I am one of her inner circle, now. Welcome in her home, where she sleeps. The logistics of it slow my thrumming pulse. It’s a school night. My mum won’t let me stay out all night, especially if she doesn’t know her parents. I’ll have to sneak out. I don’t have pyjamas. Do people actually wear pyjamas to sleepovers? I’m not sure.

“I’ll text my dad and let him know. You guys should be okay to come over after eight.”

We nod as one, chatter about which films we should watch while she pulls her phone from her bra.

---

In the end, it wasn’t hard to pack a bag and slide out the back door unnoticed. Her address is on the other side of the river, where the houses are all detached and there’s space for two cars in every driveway. I take my bike, a bottle of stolen vodka wrapped in an old band shirt and basketball shorts weighing down my backpack as I cycle in the dark.

To my dismay, I am the first to arrive. It’s her dad that opens the door to me, a man with well manicured hands and a beard that’s greying near the corners of his jaw.

“Oh. You’re early.”

It sounds more like an accusation than anything. He does not smile at me. Adults don’t often smile when they speak to me, though I’m never quite sure why. Perhaps it’s because I don’t smile at them first.

I notice that he hasn’t invited me in, his large frame almost silhouetted by the light from within. I have no response to this, so remain silent.

“Dad? Is that you heading out?”

Her voice carries from upstairs and I get a glimpse of their hallway as he leans back to respond to her.

“One of your friends is at the door.”

“Let her in, then!”

He still has not stood aside. He appears to be examining my features, as though perhaps he recognises me. I am becoming uncomfortable. My hands grip the straps of my backpack for support. It is cold outside, my sweat turning to a chill sheen on my skin under my clothes. I worry he knows that there is alcohol in my bag, that he has sensed my guilt from our minor interaction.

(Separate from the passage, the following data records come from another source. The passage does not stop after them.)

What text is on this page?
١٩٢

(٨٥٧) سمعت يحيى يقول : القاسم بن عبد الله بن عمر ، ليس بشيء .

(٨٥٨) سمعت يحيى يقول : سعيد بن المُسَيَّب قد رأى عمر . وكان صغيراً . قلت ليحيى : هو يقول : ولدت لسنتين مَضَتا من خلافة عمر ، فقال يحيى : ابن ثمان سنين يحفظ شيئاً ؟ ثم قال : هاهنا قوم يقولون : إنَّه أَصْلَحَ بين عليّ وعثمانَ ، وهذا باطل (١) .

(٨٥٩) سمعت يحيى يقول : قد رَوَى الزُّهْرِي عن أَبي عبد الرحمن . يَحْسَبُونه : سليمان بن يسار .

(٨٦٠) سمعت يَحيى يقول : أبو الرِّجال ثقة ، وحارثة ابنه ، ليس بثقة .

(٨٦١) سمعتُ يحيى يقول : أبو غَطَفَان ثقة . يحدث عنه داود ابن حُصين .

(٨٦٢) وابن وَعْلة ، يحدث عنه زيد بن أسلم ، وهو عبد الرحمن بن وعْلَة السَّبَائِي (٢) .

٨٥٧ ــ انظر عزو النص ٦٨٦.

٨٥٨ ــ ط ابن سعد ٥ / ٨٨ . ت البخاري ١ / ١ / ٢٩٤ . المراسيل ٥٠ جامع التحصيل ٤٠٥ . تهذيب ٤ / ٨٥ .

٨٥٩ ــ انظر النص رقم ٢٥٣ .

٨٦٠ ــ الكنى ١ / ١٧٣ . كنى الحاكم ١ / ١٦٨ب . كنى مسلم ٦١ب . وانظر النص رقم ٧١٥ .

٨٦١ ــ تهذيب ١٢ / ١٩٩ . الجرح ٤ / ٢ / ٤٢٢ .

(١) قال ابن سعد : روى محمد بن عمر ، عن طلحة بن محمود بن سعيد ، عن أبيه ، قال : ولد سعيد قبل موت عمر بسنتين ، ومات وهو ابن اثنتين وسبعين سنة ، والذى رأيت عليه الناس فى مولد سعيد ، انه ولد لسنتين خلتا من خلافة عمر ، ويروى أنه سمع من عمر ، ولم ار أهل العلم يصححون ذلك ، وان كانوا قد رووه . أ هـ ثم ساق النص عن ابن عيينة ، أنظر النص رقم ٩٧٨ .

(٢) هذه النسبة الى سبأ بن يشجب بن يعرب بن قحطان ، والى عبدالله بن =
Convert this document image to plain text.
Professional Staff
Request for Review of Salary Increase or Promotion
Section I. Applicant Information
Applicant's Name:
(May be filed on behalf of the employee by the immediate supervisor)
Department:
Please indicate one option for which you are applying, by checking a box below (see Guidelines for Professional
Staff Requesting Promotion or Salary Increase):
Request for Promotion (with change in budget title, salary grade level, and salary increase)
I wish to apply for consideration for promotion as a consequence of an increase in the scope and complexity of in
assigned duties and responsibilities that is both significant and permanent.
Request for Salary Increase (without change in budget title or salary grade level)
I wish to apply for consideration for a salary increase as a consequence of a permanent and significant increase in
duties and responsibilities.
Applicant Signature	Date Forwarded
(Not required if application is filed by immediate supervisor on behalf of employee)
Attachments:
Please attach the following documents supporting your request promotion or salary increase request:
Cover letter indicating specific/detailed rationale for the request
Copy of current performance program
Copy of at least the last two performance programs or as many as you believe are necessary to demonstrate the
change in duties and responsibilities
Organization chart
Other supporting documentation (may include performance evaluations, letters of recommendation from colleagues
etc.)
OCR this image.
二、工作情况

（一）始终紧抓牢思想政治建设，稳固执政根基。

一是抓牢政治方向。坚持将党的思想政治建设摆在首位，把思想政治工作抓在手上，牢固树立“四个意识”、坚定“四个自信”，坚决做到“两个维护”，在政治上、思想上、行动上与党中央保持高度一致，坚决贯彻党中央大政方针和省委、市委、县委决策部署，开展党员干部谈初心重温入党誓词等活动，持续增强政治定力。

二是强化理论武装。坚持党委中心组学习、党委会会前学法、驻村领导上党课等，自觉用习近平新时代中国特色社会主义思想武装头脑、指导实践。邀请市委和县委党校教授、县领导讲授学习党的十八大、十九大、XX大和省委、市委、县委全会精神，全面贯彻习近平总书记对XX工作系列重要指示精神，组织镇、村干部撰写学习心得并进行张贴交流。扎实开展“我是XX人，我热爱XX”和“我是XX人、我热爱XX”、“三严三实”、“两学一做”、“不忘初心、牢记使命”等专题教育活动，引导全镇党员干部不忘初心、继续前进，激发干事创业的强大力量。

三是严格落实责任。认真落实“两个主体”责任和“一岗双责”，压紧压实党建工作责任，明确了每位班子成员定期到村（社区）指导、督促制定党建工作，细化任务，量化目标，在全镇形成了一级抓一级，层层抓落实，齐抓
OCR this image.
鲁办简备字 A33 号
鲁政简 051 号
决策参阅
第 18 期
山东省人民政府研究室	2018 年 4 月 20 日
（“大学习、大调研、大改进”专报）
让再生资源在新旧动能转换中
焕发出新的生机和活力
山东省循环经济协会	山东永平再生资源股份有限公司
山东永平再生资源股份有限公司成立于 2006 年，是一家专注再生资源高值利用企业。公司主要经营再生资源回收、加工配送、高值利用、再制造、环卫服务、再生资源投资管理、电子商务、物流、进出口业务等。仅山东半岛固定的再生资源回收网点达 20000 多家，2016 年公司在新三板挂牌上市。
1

Then the moment passes and he gestures for me to come inside. He points to the staircase at the centre of the hallway.

“Second door on your right.”

“Would you like me to take off my shoes?”

“It’s up to you.”

I wonder whether there is a correct choice. Their hallway carpet is light grey, with a deep pile. There is very little dirt on my trainers from the cycle over, so I decide to keep them on. I can tell by his frown that I have chosen incorrectly, but he says nothing.

She is standing in a doorway when I reach the top of the stairs.